The singer was inspired in part by David Fincher’s Zodiac, a film that investigated the mysterious killings committed by the Zodiac murderer in the San Francisco Bay Area in the 1960s and 1970s and which Singer cited as an influence on his own work. Although it may suggest a few possibilities, Zodiac never proves anybody guilty. This makes it stand out from other real crime thrillers. Singer said that after seeing Zodiac, he wanted “to make a movie that was more real-life and evoked aspects of true crime, which is to say not everything adds up, not everything makes sense.”
Singer was also influenced by the 1959 real crime book In Cold Blood by Truman Capote, which was adapted into the 1967 true crime thriller In Cold Blood. Capote’s attention to the actual murderers in the Clutter family case made a huge impact when the novel was first published; Philip Seymour Hoffman played a fictionalized version of the author in the 2005 biopic Capote, which examined the release of In Cold Blood. Singer, like Capote before him, realized the importance of doing his homework.
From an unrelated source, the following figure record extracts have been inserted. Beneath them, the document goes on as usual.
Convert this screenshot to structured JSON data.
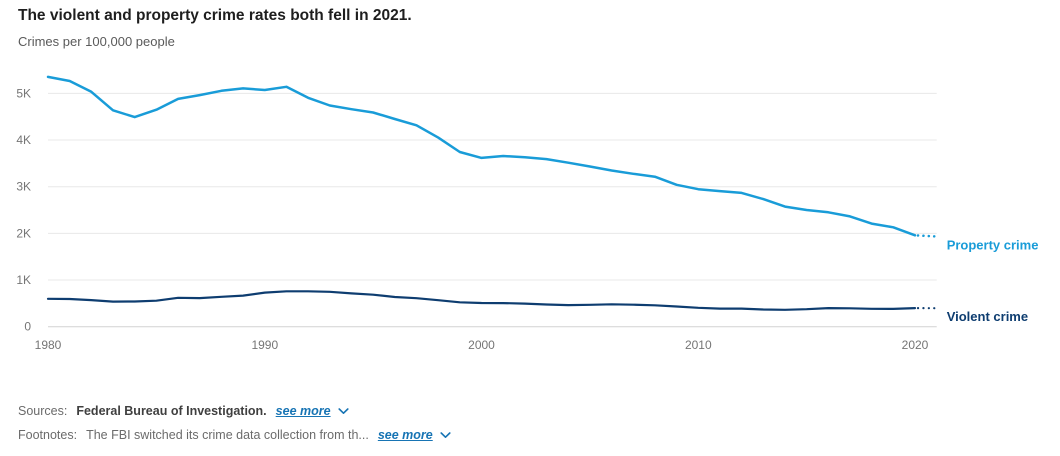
{
  "header": {
    "title": "The violent and property crime rates both fell in 2021.",
    "subtitle": "Crimes per 100,000 people"
  },
  "chart_data": {
    "type": "line",
    "title": "The violent and property crime rates both fell in 2021.",
    "ylabel": "Crimes per 100,000 people",
    "xlabel": "",
    "grid": "horizontal",
    "legend_position": "right-of-line-end",
    "dotted_final_segment": true,
    "ylim": [
      0,
      5600
    ],
    "x": [
      1980,
      1981,
      1982,
      1983,
      1984,
      1985,
      1986,
      1987,
      1988,
      1989,
      1990,
      1991,
      1992,
      1993,
      1994,
      1995,
      1996,
      1997,
      1998,
      1999,
      2000,
      2001,
      2002,
      2003,
      2004,
      2005,
      2006,
      2007,
      2008,
      2009,
      2010,
      2011,
      2012,
      2013,
      2014,
      2015,
      2016,
      2017,
      2018,
      2019,
      2020,
      2021
    ],
    "x_ticks": [
      "1980",
      "1990",
      "2000",
      "2010",
      "2020"
    ],
    "x_tick_years": [
      1980,
      1990,
      2000,
      2010,
      2020
    ],
    "y_ticks": [
      {
        "value": 0,
        "label": "0"
      },
      {
        "value": 1000,
        "label": "1K"
      },
      {
        "value": 2000,
        "label": "2K"
      },
      {
        "value": 3000,
        "label": "3K"
      },
      {
        "value": 4000,
        "label": "4K"
      },
      {
        "value": 5000,
        "label": "5K"
      }
    ],
    "series": [
      {
        "name": "Property crime",
        "color": "#199cd8",
        "values": [
          5353,
          5264,
          5033,
          4637,
          4492,
          4651,
          4882,
          4963,
          5054,
          5107,
          5073,
          5140,
          4904,
          4740,
          4660,
          4591,
          4451,
          4316,
          4053,
          3744,
          3618,
          3658,
          3631,
          3591,
          3514,
          3432,
          3347,
          3276,
          3215,
          3041,
          2946,
          2905,
          2868,
          2734,
          2574,
          2500,
          2452,
          2363,
          2210,
          2131,
          1958,
          1933
        ]
      },
      {
        "name": "Violent crime",
        "color": "#0e3d70",
        "values": [
          597,
          594,
          571,
          538,
          539,
          557,
          620,
          613,
          641,
          667,
          730,
          758,
          758,
          747,
          714,
          685,
          637,
          611,
          568,
          523,
          507,
          505,
          494,
          476,
          463,
          469,
          479,
          472,
          459,
          432,
          405,
          387,
          388,
          369,
          362,
          374,
          398,
          395,
          383,
          381,
          399,
          396
        ]
      }
    ]
  },
  "footer": {
    "sources_label": "Sources:",
    "sources_text": "Federal Bureau of Investigation.",
    "sources_see_more": "see more",
    "footnotes_label": "Footnotes:",
    "footnotes_text": "The FBI switched its crime data collection from th...",
    "footnotes_see_more": "see more"
  }
}
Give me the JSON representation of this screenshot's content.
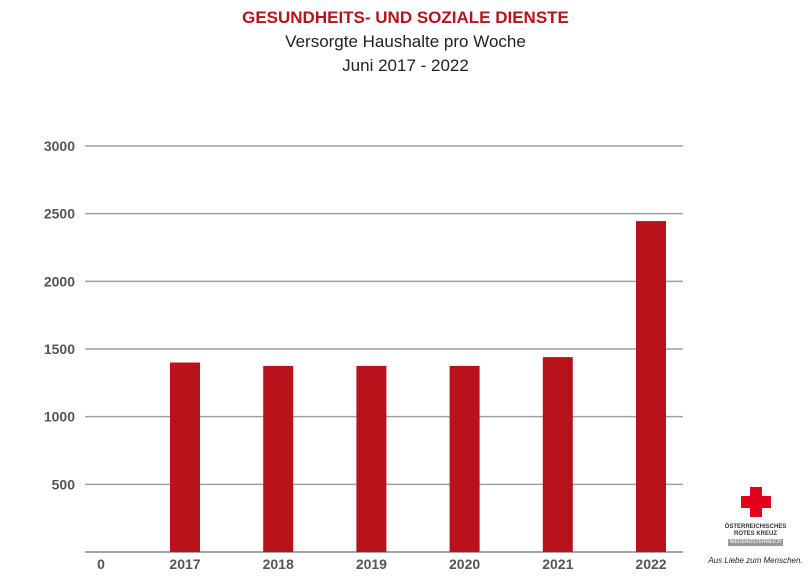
{
  "chart_data": {
    "type": "bar",
    "title": "GESUNDHEITS- UND SOZIALE DIENSTE",
    "subtitle": [
      "Versorgte Haushalte pro Woche",
      "Juni 2017 - 2022"
    ],
    "categories": [
      "2017",
      "2018",
      "2019",
      "2020",
      "2021",
      "2022"
    ],
    "values": [
      1400,
      1375,
      1375,
      1375,
      1440,
      2445
    ],
    "ylim": [
      0,
      3000
    ],
    "yticks": [
      "0",
      "500",
      "1000",
      "1500",
      "2000",
      "2500",
      "3000"
    ],
    "grid": true,
    "bar_color": "#b8121b",
    "xlabel": "",
    "ylabel": ""
  },
  "logo": {
    "line1": "ÖSTERREICHISCHES",
    "line2": "ROTES KREUZ",
    "line3": "NIEDERÖSTERREICH",
    "tagline": "Aus Liebe zum Menschen.",
    "color": "#e3001b"
  }
}
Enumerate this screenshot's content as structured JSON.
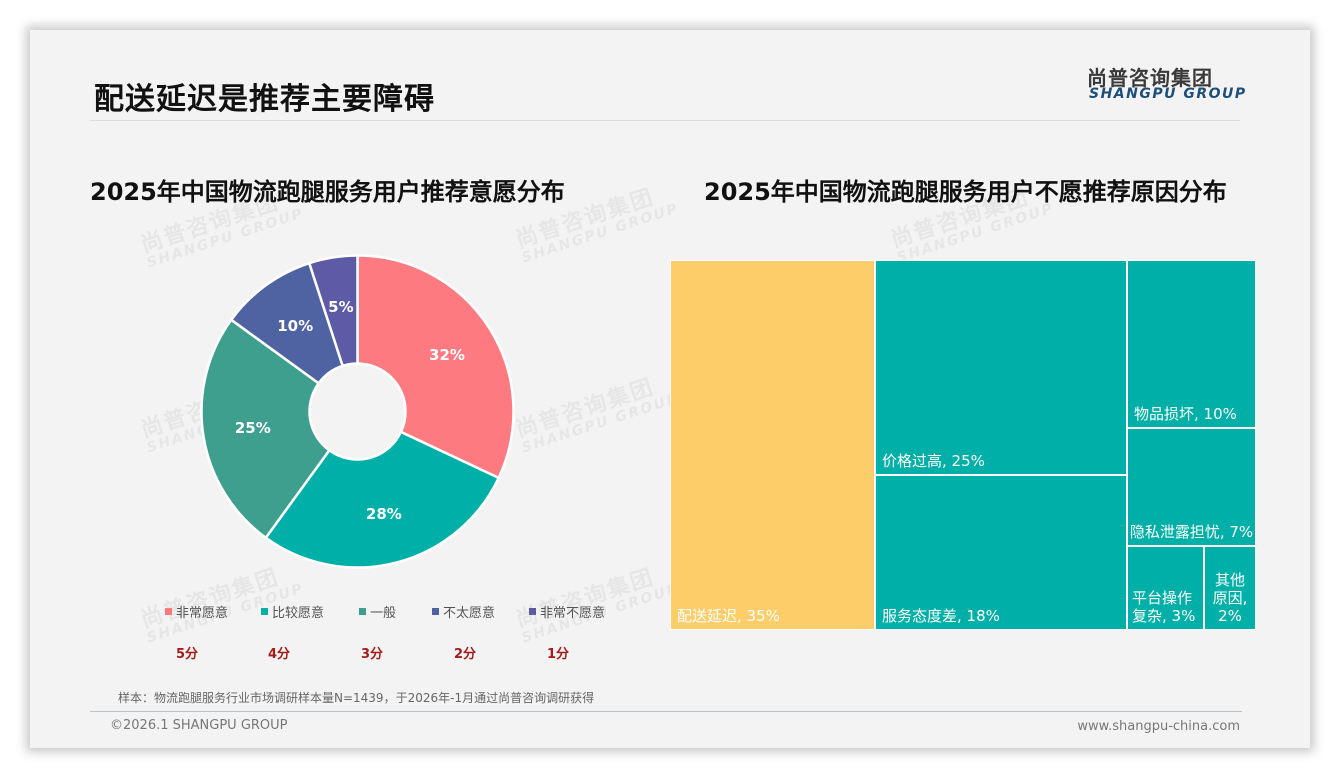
{
  "header": {
    "title": "配送延迟是推荐主要障碍",
    "logo_cn": "尚普咨询集团",
    "logo_en": "SHANGPU GROUP"
  },
  "watermark": {
    "cn": "尚普咨询集团",
    "en": "SHANGPU GROUP"
  },
  "left_chart": {
    "title": "2025年中国物流跑腿服务用户推荐意愿分布"
  },
  "right_chart": {
    "title": "2025年中国物流跑腿服务用户不愿推荐原因分布"
  },
  "chart_data": [
    {
      "type": "pie",
      "variant": "donut",
      "title": "2025年中国物流跑腿服务用户推荐意愿分布",
      "categories": [
        "非常愿意",
        "比较愿意",
        "一般",
        "不太愿意",
        "非常不愿意"
      ],
      "values": [
        32,
        28,
        25,
        10,
        5
      ],
      "value_labels": [
        "32%",
        "28%",
        "25%",
        "10%",
        "5%"
      ],
      "scores": [
        "5分",
        "4分",
        "3分",
        "2分",
        "1分"
      ],
      "colors": [
        "#fd7b80",
        "#00b0a8",
        "#3f9f8f",
        "#4f63a3",
        "#5d5aa6"
      ],
      "legend_position": "bottom"
    },
    {
      "type": "treemap",
      "title": "2025年中国物流跑腿服务用户不愿推荐原因分布",
      "categories": [
        "配送延迟",
        "价格过高",
        "服务态度差",
        "物品损坏",
        "隐私泄露担忧",
        "平台操作复杂",
        "其他原因"
      ],
      "values": [
        35,
        25,
        18,
        10,
        7,
        3,
        2
      ],
      "labels": [
        "配送延迟, 35%",
        "价格过高, 25%",
        "服务态度差, 18%",
        "物品损坏, 10%",
        "隐私泄露担忧, 7%",
        "平台操作复杂, 3%",
        "其他原因, 2%"
      ],
      "colors": [
        "#fdcd6a",
        "#00b0a8",
        "#00b0a8",
        "#00b0a8",
        "#00b0a8",
        "#00b0a8",
        "#00b0a8"
      ]
    }
  ],
  "footer": {
    "source": "样本：物流跑腿服务行业市场调研样本量N=1439，于2026年-1月通过尚普咨询调研获得",
    "copyright": "©2026.1 SHANGPU GROUP",
    "website": "www.shangpu-china.com"
  }
}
The team behind Reptile, he added, “did a lot of research, practical research, learning about certain cases and doing research with actual law enforcement detectives.”
Although not all of the movies Singer mentioned were inspired by factual events, many of them do have parallels to real atrocities. One of the films cited by Singer as an inspiration for Reptile was Francis Ford Coppola’s The Conversation (1974). In The Conversation, Gene Hackman plays a surveillance specialist named Henry Caul who becomes unhappy after discovering that he is being monitored by a shadowy government agency. While the events shown in The Conversation were all made up, many viewers found them frightening because they echoed the real-life Watergate plot that included US President Richard Nixon. Singer aimed to instill the same feeling of unease into Reptile. The film is “constantly trying to manipulate the viewer as to what they’re thinking,” he added, “as to when and who might be guilty, and who might be suspicious and who might not.”